On November 25, China’s government launched a third-pillar private pension program in 36 cities to complement the country’s first-pillar state pension and second-pillar occupational pension programs. The government first announced the framework for the third-pillar program in April 2022 after implementing a pilot program in select cities in September 2021. The third-pillar program is intended to boost voluntary retirement savings among China’s workers as the country faces growing economic challenges from rapid population aging. With its relatively low retirement age (60 for men, 55 for women white-collar workers, and 50 for women blue-collar workers) and declining fertility rate (1.16 children per woman in 2021), China is expected to see its working-age population shrink by around 35 million individuals from 2021 to 2025. As a result of these trends, the government projects the ratio of retirees to workers in China to rise from 17 percent in 2020 to 33 percent in 2035.
The latest details of the new third-pillar pension program include:
- Eligible workers: Individuals covered by the first-pillar state pension programs can choose to participate in the third-pillar program. At the end of 2021, the first-pillar programs covered 1.03 billion individuals.
- Account setup: A participant can have one personal pension account under the third-pillar program. The account must be opened using the Personal Pension Information Management Service Platform, which tracks contributions, investment earnings, payments, taxes, and other transactions.
- Account contributions: Participants can contribute up to 12,000 yuan (US$1,739.45) annually to their personal pension accounts. (There are no employer contributions.) The contribution ceiling may be adjusted in the future by the Ministry of Human Resources and Social Security and the Ministry of Finance based on socioeconomic factors.
- Tax incentives: To encourage participation, the government offers an annual tax deduction for contributions up to 12,000 yuan and a reduced tax rate on pension benefits (reduced from 7.5 percent to 3 percent). In addition, a participant’s investment gains are not taxed.
- Investment options: Participants can invest their savings in products that meet certain standards, including having clear investment strategies and focusing on long-term performance. These products can include target date funds (with assets under management of at least 50 million yuan [US$7.25 million]), mutual funds, equity funds, bond funds, and insurance products. Pension industry sources forecast that third-pillar program investments could result in China’s private pension market growing from the current US$300 billion to US$1.7 trillion by 2025.

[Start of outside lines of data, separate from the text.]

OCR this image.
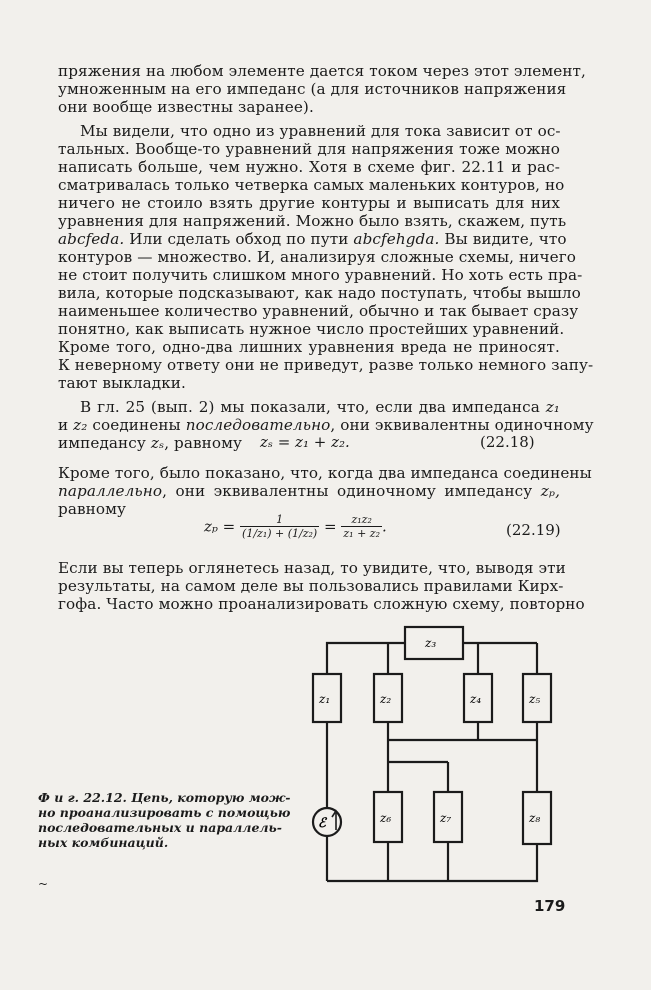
пряжения на любом элементе дается током через этот элемент,
умноженным на его импеданс (а для источников напряжения
они вообще известны заранее).
Мы видели, что одно из уравнений для тока зависит от ос-
тальных. Вообще-то уравнений для напряжения тоже можно
написать больше, чем нужно. Хотя в схеме фиг. 22.11 и рас-
сматривалась только четверка самых маленьких контуров, но
ничего не стоило взять другие контуры и выписать для них
уравнения для напряжений. Можно было взять, скажем, путь
abcfeda. Или сделать обход по пути abcfehgda. Вы видите, что
контуров — множество. И, анализируя сложные схемы, ничего
не стоит получить слишком много уравнений. Но хоть есть пра-
вила, которые подсказывают, как надо поступать, чтобы вышло
наименьшее количество уравнений, обычно и так бывает сразу
понятно, как выписать нужное число простейших уравнений.
Кроме того, одно-два лишних уравнения вреда не приносят.
К неверному ответу они не приведут, разве только немного запу-
тают выкладки.
В гл. 25 (вып. 2) мы показали, что, если два импеданса z₁
и z₂ соединены последовательно, они эквивалентны одиночному
импедансу zₛ, равному	zₛ = z₁ + z₂.	(22.18)
Кроме того, было показано, что, когда два импеданса соединены
параллельно, они эквивалентны одиночному импедансу zₚ,
равному
$z_p = \frac{1}{\text{(1/z₁) + (1/z₂)}} = \frac{\text{z₁z₂}}{\text{z₁ + z₂}}$ .	(22.19)
Если вы теперь оглянетесь назад, то увидите, что, выводя эти
результаты, на самом деле вы пользовались правилами Кирх-
гофа. Часто можно проанализировать сложную схему, повторно
z₃
z₁	z₂	z₄	z₅
z₆	z₇	z₈
ℰ
Ф и г. 22.12. Цепь, которую мож-
но проанализировать с помощью
последовательных и параллель-
ных комбинаций.
~
179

- Benefits access: Participants can make withdrawals from their account once they have reached the normal retirement age, lost the ability to continue working, or left China. Funds can be withdrawn as a lump sum or in monthly installments.
- Inheritance provisions: If a participant dies before reaching the normal retirement age, their account balance will bequeath to their designated heirs.
- Program administration: The China Banking and Insurance Regulatory Commission oversees the commercial banks and wealth management companies that administer the personal pension accounts. Separately, the China Securities Regulatory Commission regulates the investment products that can be offered to participants.
Besides third-pillar pensions, China’s pension system consists of: (1) separate first-pillar programs for urban employees, and rural residents and nonsalaried urban residents, which are administered at the provincial and local levels; and (2) second-pillar occupational pension programs that primarily cover employees of large state-run enterprises. The first-pillar programs for urban employees generally include a social insurance pension funded by an employer contribution of up to 20 percent of payroll, and a mandatory individual account funded by an employee contribution of 8 percent of gross covered earnings. The first-pillar programs for rural residents and nonsalaried urban residents generally include a noncontributory pension funded by the central and local governments, and an individual account funded by personal contributions. The second pillar consists of voluntary employer-sponsored occupational pensions.